Lymphocyte adherence on GT sections throughout MoPn infection. MLN cells from mice infected with MoPn were harvested on day 7. Single cell suspensions (2 × 10⁶ cells) were applied to freshly cut frozen GT sections harvested at various days during the course of MoPn infection. Adherent lymphocytes from 10 to 15 venules per section were counted. Cells from multiple sections for each time point from 2 to 4 mice were counted.

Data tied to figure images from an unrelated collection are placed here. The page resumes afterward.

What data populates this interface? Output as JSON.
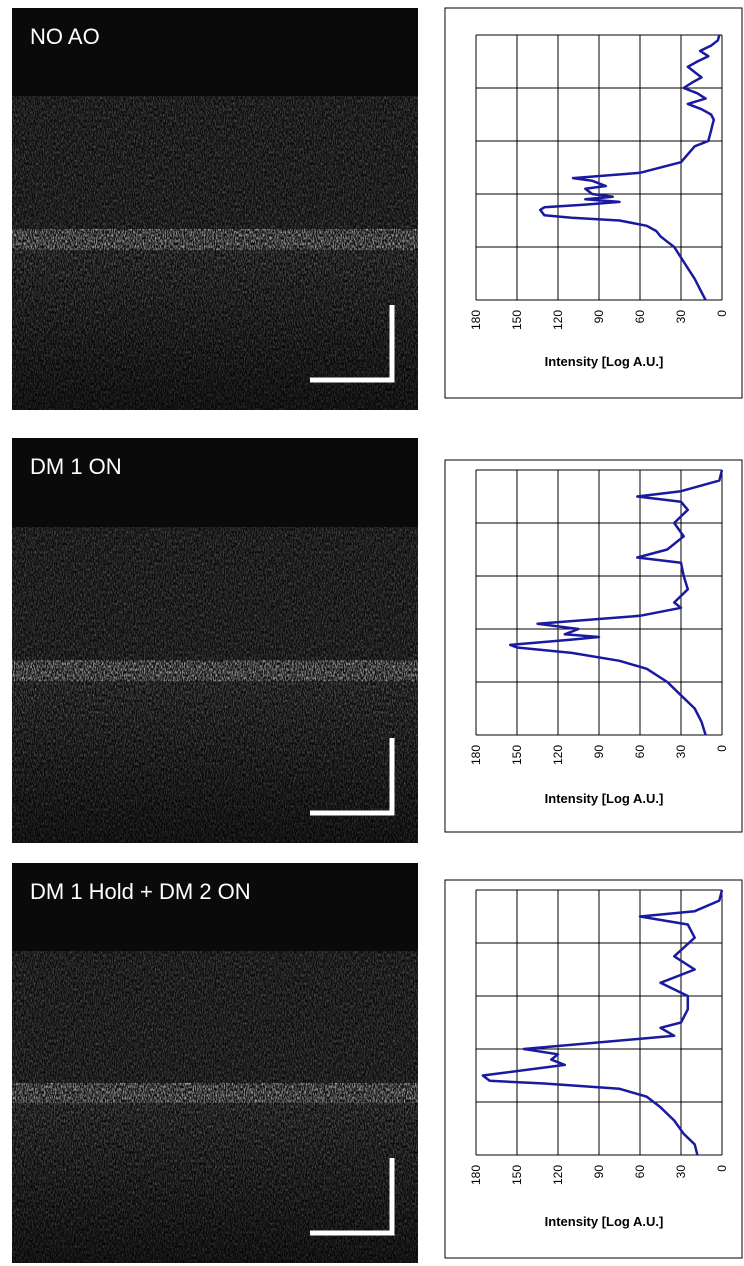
{
  "chart_data": [
    {
      "type": "line",
      "image_label": "NO AO",
      "axis_label": "Intensity [Log A.U.]",
      "color": "#1a1aa0",
      "x": [
        0,
        2,
        4,
        6,
        8,
        10,
        12,
        14,
        16,
        18,
        20,
        22,
        24,
        26,
        28,
        30,
        32,
        34,
        36,
        38,
        40,
        42,
        48,
        52,
        54,
        55,
        57,
        58,
        60,
        61,
        62,
        63,
        64,
        65,
        66,
        68,
        69,
        70,
        72,
        74,
        76,
        78,
        80,
        84,
        88,
        92,
        96,
        100
      ],
      "values": [
        2,
        3,
        8,
        16,
        10,
        18,
        25,
        20,
        15,
        22,
        28,
        18,
        12,
        25,
        15,
        8,
        6,
        7,
        8,
        9,
        10,
        20,
        30,
        60,
        109,
        95,
        85,
        100,
        95,
        80,
        100,
        75,
        100,
        130,
        133,
        130,
        110,
        75,
        55,
        48,
        45,
        40,
        35,
        30,
        25,
        20,
        16,
        12
      ],
      "xlim": [
        0,
        100
      ],
      "xticks": [
        0,
        20,
        40,
        60,
        80,
        100
      ],
      "ylim": [
        0,
        180
      ],
      "yticks": [
        0,
        30,
        60,
        90,
        120,
        150,
        180
      ],
      "y_reversed": true,
      "grid": true
    },
    {
      "type": "line",
      "image_label": "DM 1 ON",
      "axis_label": "Intensity [Log A.U.]",
      "color": "#1a1aa0",
      "x": [
        0,
        4,
        8,
        10,
        12,
        15,
        20,
        25,
        30,
        33,
        35,
        40,
        45,
        50,
        52,
        55,
        58,
        60,
        62,
        63,
        64,
        66,
        67,
        69,
        72,
        75,
        80,
        85,
        90,
        95,
        100
      ],
      "values": [
        0,
        2,
        30,
        62,
        30,
        25,
        35,
        28,
        40,
        62,
        30,
        28,
        25,
        35,
        30,
        60,
        135,
        105,
        115,
        90,
        110,
        155,
        150,
        110,
        75,
        55,
        40,
        30,
        20,
        15,
        12
      ],
      "xlim": [
        0,
        100
      ],
      "xticks": [
        0,
        20,
        40,
        60,
        80,
        100
      ],
      "ylim": [
        0,
        180
      ],
      "yticks": [
        0,
        30,
        60,
        90,
        120,
        150,
        180
      ],
      "y_reversed": true,
      "grid": true
    },
    {
      "type": "line",
      "image_label": "DM 1 Hold + DM 2 ON",
      "axis_label": "Intensity [Log A.U.]",
      "color": "#1a1aa0",
      "x": [
        0,
        4,
        8,
        10,
        13,
        18,
        25,
        30,
        35,
        40,
        45,
        50,
        52,
        55,
        60,
        62,
        64,
        66,
        70,
        72,
        73,
        75,
        78,
        82,
        87,
        92,
        96,
        100
      ],
      "values": [
        0,
        2,
        20,
        60,
        25,
        20,
        35,
        20,
        45,
        25,
        25,
        30,
        45,
        35,
        145,
        120,
        125,
        115,
        175,
        170,
        130,
        75,
        55,
        45,
        35,
        28,
        20,
        18
      ],
      "xlim": [
        0,
        100
      ],
      "xticks": [
        0,
        20,
        40,
        60,
        80,
        100
      ],
      "ylim": [
        0,
        180
      ],
      "yticks": [
        0,
        30,
        60,
        90,
        120,
        150,
        180
      ],
      "y_reversed": true,
      "grid": true
    }
  ]
}
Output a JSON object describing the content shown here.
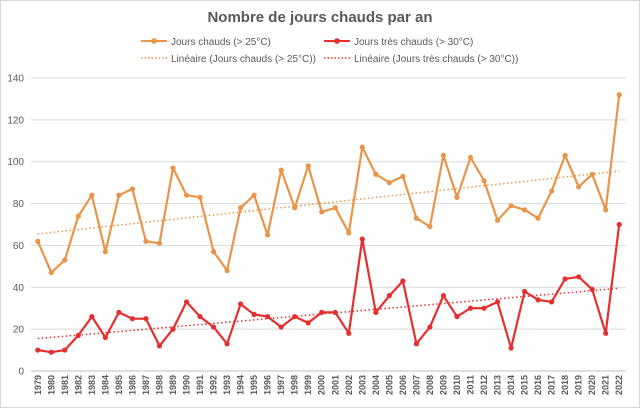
{
  "chart_data": {
    "type": "line",
    "title": "Nombre de jours chauds par an",
    "xlabel": "",
    "ylabel": "",
    "ylim": [
      0,
      140
    ],
    "yticks": [
      0,
      20,
      40,
      60,
      80,
      100,
      120,
      140
    ],
    "grid": true,
    "legend_position": "top",
    "x": [
      1979,
      1980,
      1981,
      1982,
      1983,
      1984,
      1985,
      1986,
      1987,
      1988,
      1989,
      1990,
      1991,
      1992,
      1993,
      1994,
      1995,
      1996,
      1997,
      1998,
      1999,
      2000,
      2001,
      2002,
      2003,
      2004,
      2005,
      2006,
      2007,
      2008,
      2009,
      2010,
      2011,
      2012,
      2013,
      2014,
      2015,
      2016,
      2017,
      2018,
      2019,
      2020,
      2021,
      2022
    ],
    "series": [
      {
        "name": "Jours chauds (> 25°C)",
        "color": "#e8954a",
        "values": [
          62,
          47,
          53,
          74,
          84,
          57,
          84,
          87,
          62,
          61,
          97,
          84,
          83,
          57,
          48,
          78,
          84,
          65,
          96,
          78,
          98,
          76,
          78,
          66,
          107,
          94,
          90,
          93,
          73,
          69,
          103,
          83,
          102,
          91,
          72,
          79,
          77,
          73,
          86,
          103,
          88,
          94,
          77,
          132
        ]
      },
      {
        "name": "Jours très chauds (> 30°C)",
        "color": "#e52f2f",
        "values": [
          10,
          9,
          10,
          17,
          26,
          16,
          28,
          25,
          25,
          12,
          20,
          33,
          26,
          21,
          13,
          32,
          27,
          26,
          21,
          26,
          23,
          28,
          28,
          18,
          63,
          28,
          36,
          43,
          13,
          21,
          36,
          26,
          30,
          30,
          33,
          11,
          38,
          34,
          33,
          44,
          45,
          39,
          18,
          70
        ]
      }
    ],
    "trendlines": [
      {
        "name": "Linéaire (Jours chauds (> 25°C))",
        "color": "#e8954a",
        "start": 65.5,
        "end": 95.5
      },
      {
        "name": "Linéaire (Jours très chauds (> 30°C))",
        "color": "#e52f2f",
        "start": 15.5,
        "end": 39.5
      }
    ]
  }
}
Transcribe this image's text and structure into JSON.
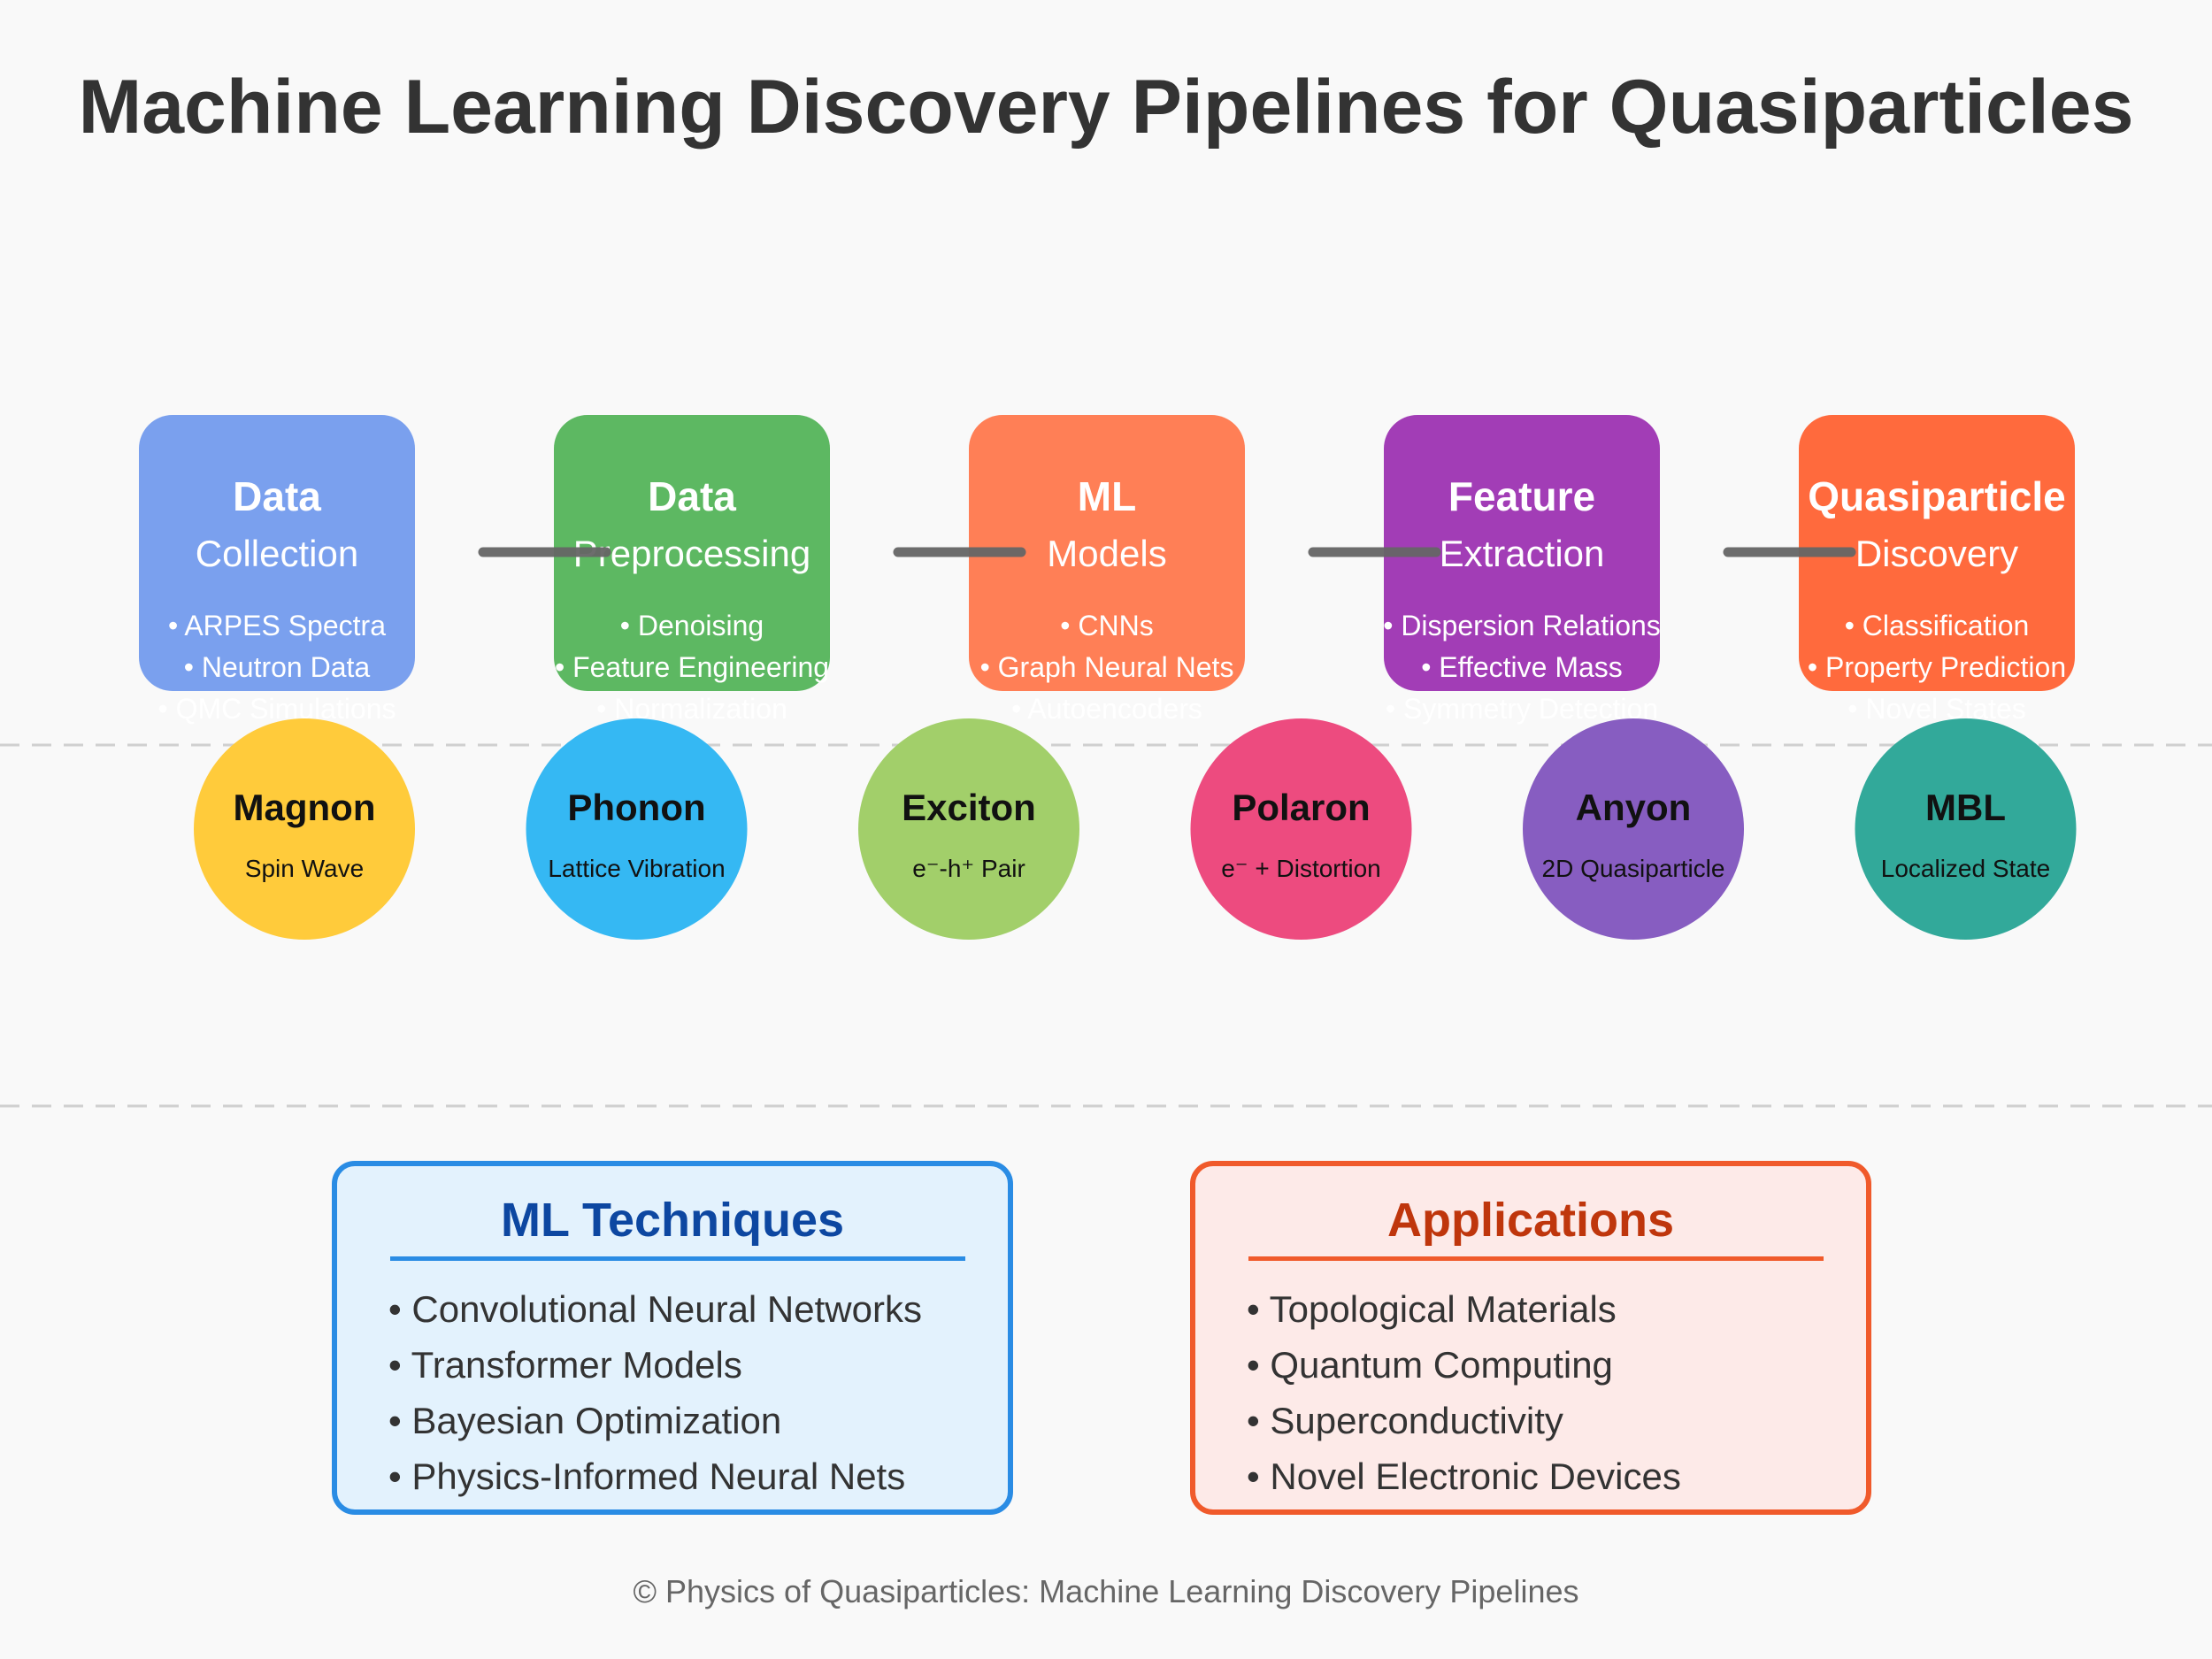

Each data point represents the mean ± standard error of the mean (SEM) of the number of adherent lymphocytes from 30 to 120 individual venules. ∗, P < 0.05 for the CV region on day 7 and for both the CV region and UH plus OD on day 21 compared to adherence on venules in the UH and OD at day 0, when ECAMs are not expressed (ANOVA and Dunn's post-hoc test).

FIG. 6

Blocking of lymphocyte adherence in the upper and lower regions of the GT. MLN cells from mice infected with MoPn were harvested on day 7. Monoclonal antibodies against murine VCAM-1, ICAM-1, MAdCAM-1, and an isotype-matched control antibody were incubated on freshly cut GT frozen sections for 30 min at room temperature. Single cell suspensions (2 × 10⁶ cells) were applied to freshly cut frozen GT sections from the CV region on day 7 (A) or the UH plus OD regions on day 14 (B). Adherent lymphocytes from 10 to 15 venules per section were counted. Cells from multiple sections for each time point were counted. Each data point represents the mean ± standard error of the mean (SEM) of the number of adherent lymphocytes from 90 to 139 individual venules. ∗, P < 0.05 by ANOVA and Dunnett's (A) and Dunn's (B) post-hoc test.